Yorkshire Water opens door to data for ‘citizen regulation’

Yorkshire Water to make data public
Yorkshire Water wants 'citizen regulators' to hold its performance to account

Yorkshire Water has announced that it aims to release the majority of its operational and service data by 2020, in a bid to increase transparency and boost operational performance, starting with a release of historic leakage data, acoustic leakage detection data and pollution incident data.

Following consultation with the public and data users, it will then commit to a two-year programme of data releases until it reaches an ‘open by default’ position – the first water company to do so.

To achieve this open data aim, the firm has partnered with the Open Data Institute (ODI) In Leeds, with the only exceptions being personal identifiable data and information with security implications.

In this way, the company aims to create a new cohort of ‘citizen regulators’, holding the company to account on its performance and stimulating innovation. In future, customers could create their own service dashboards, tracking the company’s performance in areas which matters to them the most.

Working with Leeds ODI, the company will hold a series of events to kick-start the open data process. On March 24, a one day workshop will give users their first look at the leakage data and will also ask them what Yorkshire Water’s priorities for future data release should be. This will coincide with the company publishing the full data set for its leakage performance for the last year on the Data Mill North.
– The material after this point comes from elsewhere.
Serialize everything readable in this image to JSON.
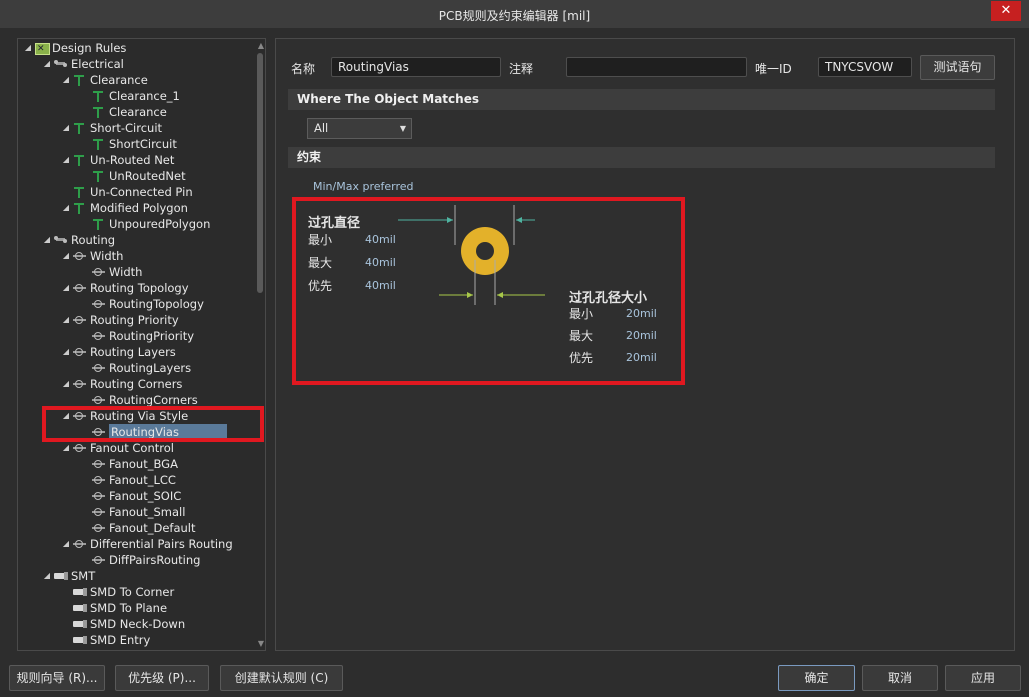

Yorkshire Water will profile its programme at the Leeds Digital Festival in April and will then hold a full hackathon in May working with the released data.

The hackathon will allow people who would not normally access the date to work with it, providing insights, innovation and new ideas and could aid to quicker detection and resolution of leakage.

Richard Flint, chief executive at Yorkshire Water, said: “By sharing data sets through Leeds ODI we want to encourage data scientists and analysts to become something akin to citizen auditors who are able to openly and freely monitor our performance and hold us to account.

“By 2020, it is our aim that all our operational data will be available for public scrutiny. This approach will also expand intelligence of our infrastructure, helping us to predict and prevent incidents, such as leakage, which is what our customers demand and deserve. We also want to collaborate with other agencies and authorities in the region to see if our data can be combined with theirs to benefit the communities we all serve.”